I can’t stand it. For years the airlines have been clearly engaging in price-fixing, but our government seems to feel that there is nothing wrong with it. The airlines have been clearly engaged in active predatory pricing, but the government doesn’t seem to have an adequate enough definition to prosecute what I see as blatant predatory activities.
Now, the Wall Street Journal and my local newspaper, The Boston Globe, both have published major stories that treat airline price fixing and airline-to-airline retribution for “not falling into line” with price “leadership,” as business as usual.
It is one thing when I, a columnist crying in the media wilderness, point out competitive problems within the airline industry. However, when fellow journalists begin to report on what should be considered criminal activities as normally accepted business procedures, I have to scream.
Call the cops. Until now, authorities have been asleep at the switch when airfares are concerned. And now that we, through out government intervention, have made generous gifts to the airlines, we have a right to be more vigilant than ever.
Newspapers call it a fare war. But, let’s take a closer look. We’ll see more of a Mafia-style protection racket in place with a battle between those who want payment and those who don’t want to pay.
Here is the front page story: American Airlines tries to lower the advanced-purchase requirements for business class travel (in effect, a back door price increase). Other airlines do not go along with the new rules. So, American Airlines, according to newspaper reports, retaliated against the airlines that were not towing the new advanced-purchase line by launching a low-fare attack on the other major airlines in an attempt to get them to cry, “Uncle.”
Unnoticed, it seems, by monopoly regulators, American Airlines only introduced these discounted $99 one-way fares in markets where they had competition. Where American has no competition, there were no bargains.
Delta and United succumbed to the pressure, but as I write this column, Northwest and US Airways are still sticking their three-day advanced purchase rule.
Northwest, counter-retaliated by announcing $198 round-trip three-day advanced-purchase fares in markets where they compete with American. According to reports by the Wall Street Journal, “American’s unrestricted fare for business travelers non-stop Dallas to Miami is $1,684 and $1,629 Dallas to LaGuardia.”
This is a big bucks battle. But for how long?
Where is the FTC? Where is the FAA? Where is the Department of Transportation? We, as passengers, can all be made to take off our shoes, wait in lines and drop our drawers in response to terrorism, but the government does absolutely nothing when the airlines engage in airfare terrorism.
It is not this way in any other industry in America.
When the FTC discovered that Staples Office Supply stores had higher prices where they were not in competition with Office Depot, a proposed Staples/Office Depot merger was scuttled as anti-competitive.

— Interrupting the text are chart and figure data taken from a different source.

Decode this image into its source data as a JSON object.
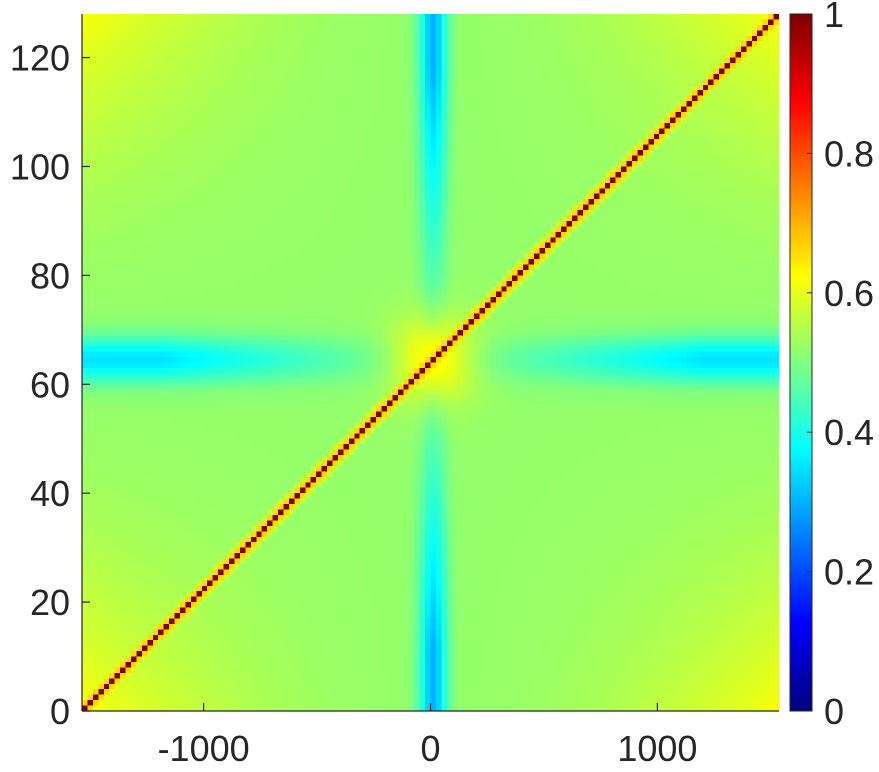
{
  "chart_data": {
    "type": "heatmap",
    "title": "",
    "xlabel": "",
    "ylabel": "",
    "xlim": [
      -1536,
      1536
    ],
    "ylim": [
      0,
      128
    ],
    "clim": [
      0,
      1
    ],
    "colormap": "jet",
    "grid": false,
    "x_ticks": [
      {
        "value": -1000,
        "label": "-1000"
      },
      {
        "value": 0,
        "label": "0"
      },
      {
        "value": 1000,
        "label": "1000"
      }
    ],
    "y_ticks": [
      {
        "value": 0,
        "label": "0"
      },
      {
        "value": 20,
        "label": "20"
      },
      {
        "value": 40,
        "label": "40"
      },
      {
        "value": 60,
        "label": "60"
      },
      {
        "value": 80,
        "label": "80"
      },
      {
        "value": 100,
        "label": "100"
      },
      {
        "value": 120,
        "label": "120"
      }
    ],
    "colorbar": {
      "placement": "right",
      "ticks": [
        {
          "value": 0,
          "label": "0"
        },
        {
          "value": 0.2,
          "label": "0.2"
        },
        {
          "value": 0.4,
          "label": "0.4"
        },
        {
          "value": 0.6,
          "label": "0.6"
        },
        {
          "value": 0.8,
          "label": "0.8"
        },
        {
          "value": 1,
          "label": "1"
        }
      ]
    },
    "features": {
      "diagonal_value": 1.0,
      "near_diagonal_value": 0.7,
      "background_value": 0.52,
      "center_row_minimum": 0.3,
      "center_column_minimum": 0.2,
      "corner_value": 0.62
    }
  }
}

When Microsoft tried to raise prices on software which has no effective competition and then give away Microsoft software in order to drive competitors out of business, the FTC took action that is still being played out our courts.
Way back in 1972 when Wonder Bread would drop prices in neighborhoods where they had competition and make up the difference by raising the prices in neighborhoods where they had no competition, the FTC stopped them.

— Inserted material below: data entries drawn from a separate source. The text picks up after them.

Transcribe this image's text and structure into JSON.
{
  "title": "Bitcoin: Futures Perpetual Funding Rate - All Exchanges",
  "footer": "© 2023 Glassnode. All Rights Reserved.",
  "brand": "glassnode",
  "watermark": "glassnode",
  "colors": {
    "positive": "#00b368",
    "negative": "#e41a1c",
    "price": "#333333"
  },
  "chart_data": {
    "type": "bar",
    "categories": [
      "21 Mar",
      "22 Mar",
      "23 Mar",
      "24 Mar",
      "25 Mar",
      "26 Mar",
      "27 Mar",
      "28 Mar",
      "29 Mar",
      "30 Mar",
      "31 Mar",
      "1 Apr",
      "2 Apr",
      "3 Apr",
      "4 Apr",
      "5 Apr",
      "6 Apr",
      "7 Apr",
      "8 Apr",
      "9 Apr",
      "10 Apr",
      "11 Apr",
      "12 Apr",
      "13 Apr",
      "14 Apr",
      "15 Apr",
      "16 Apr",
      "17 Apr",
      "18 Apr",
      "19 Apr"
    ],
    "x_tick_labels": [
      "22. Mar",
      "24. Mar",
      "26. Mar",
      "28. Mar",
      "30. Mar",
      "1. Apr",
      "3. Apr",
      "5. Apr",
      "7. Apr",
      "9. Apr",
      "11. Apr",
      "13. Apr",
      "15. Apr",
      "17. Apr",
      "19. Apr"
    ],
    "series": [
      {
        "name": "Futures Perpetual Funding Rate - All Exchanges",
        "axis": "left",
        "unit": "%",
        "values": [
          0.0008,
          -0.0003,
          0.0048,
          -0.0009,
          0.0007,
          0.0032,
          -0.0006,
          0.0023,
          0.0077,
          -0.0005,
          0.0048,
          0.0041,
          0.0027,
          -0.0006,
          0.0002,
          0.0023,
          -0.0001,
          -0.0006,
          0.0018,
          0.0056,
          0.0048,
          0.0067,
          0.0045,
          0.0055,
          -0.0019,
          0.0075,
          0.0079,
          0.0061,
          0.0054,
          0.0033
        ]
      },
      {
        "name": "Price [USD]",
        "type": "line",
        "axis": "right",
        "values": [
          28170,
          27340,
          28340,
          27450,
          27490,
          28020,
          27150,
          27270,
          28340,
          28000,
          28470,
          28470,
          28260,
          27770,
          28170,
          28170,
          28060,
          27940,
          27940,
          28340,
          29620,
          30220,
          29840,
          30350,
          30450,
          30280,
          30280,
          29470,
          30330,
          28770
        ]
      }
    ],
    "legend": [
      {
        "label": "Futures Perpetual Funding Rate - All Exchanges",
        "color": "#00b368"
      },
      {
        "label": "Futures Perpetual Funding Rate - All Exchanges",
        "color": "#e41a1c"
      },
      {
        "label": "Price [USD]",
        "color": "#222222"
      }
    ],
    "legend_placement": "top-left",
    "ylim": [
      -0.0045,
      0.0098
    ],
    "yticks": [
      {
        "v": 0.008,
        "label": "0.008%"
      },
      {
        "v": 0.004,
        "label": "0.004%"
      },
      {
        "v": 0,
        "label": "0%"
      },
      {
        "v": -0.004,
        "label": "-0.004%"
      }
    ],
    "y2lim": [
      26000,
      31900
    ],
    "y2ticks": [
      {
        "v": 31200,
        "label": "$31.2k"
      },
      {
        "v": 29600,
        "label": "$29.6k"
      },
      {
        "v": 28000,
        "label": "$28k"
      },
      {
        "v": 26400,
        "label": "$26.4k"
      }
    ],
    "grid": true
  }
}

Tip O’Neill once noted that, “All politics is local.” For the major airlines the rule is “All prices are local.”
There is no rhyme or reason for airline pricing except base corporate greed.
The airlines charge what the local market can bear. They gouge the poor consumers where they have no competition and enjoy strong fortress hubs. Then the major airlines collude with supposed competitors to gouge as many flyers as they can in as many markets as possible.
Thank The Almighty for Southwest Airlines, Airtran, Frontier Airlines and Jet Blue Airways for providing the only bulwark against the major airlines’ miserable management, bad service and insatiable greed.
In study after study the FAA and FTC have observed that where major airlines have major hubs with little competition, prices are dramatically higher than at airports where competition between three or more airlines flourishes.
But the commissions and agencies that are charged with protecting consumers do nothing. And now with the newspapers rubbing these agencies’ bureaucratic impotence in their government noses, they still do nothing.
The airline industry, in America today, is like the Wild West before the sheriff came to town and rounded up the bad guys.
Now for the latest shootout at the JFK Corral -American Airlines has decided to launch new routes, this week, in direct competition with Jet Blue, between JFK and Oakland, California. Three airports serve that Bay Area market: Oakland, San Francisco and San Jose. Three major airports serve the New York City market: JFK, LaGuardia and Newark. Jet Blue only flies the JFK to Oakland route.
Just for fun, I went to www.aa.com in the late afternoon and checked the costs of flights the next day (these prices are for March 21, 2002, looked up at approximately 6 p.m. EST). Could American Airlines be selling their “competitive” fares at a loss in an attempt to drive Jet Blue out of business? It sure looks that way to me.
JFK to SFO (San Francisco) is $1,221.50
JFK to SJC (San Jose) is $1,221.50
JFK to OAK (Oakland) is $257.50
ERW to OAK (Newark NJ to Oakland) is $1,227.00
LGA to OAK (LaGuardia, NY to Oakland) is $1,221.50
Gary Cooper! John Wayne! FTC! FAA! Where are you when we need you?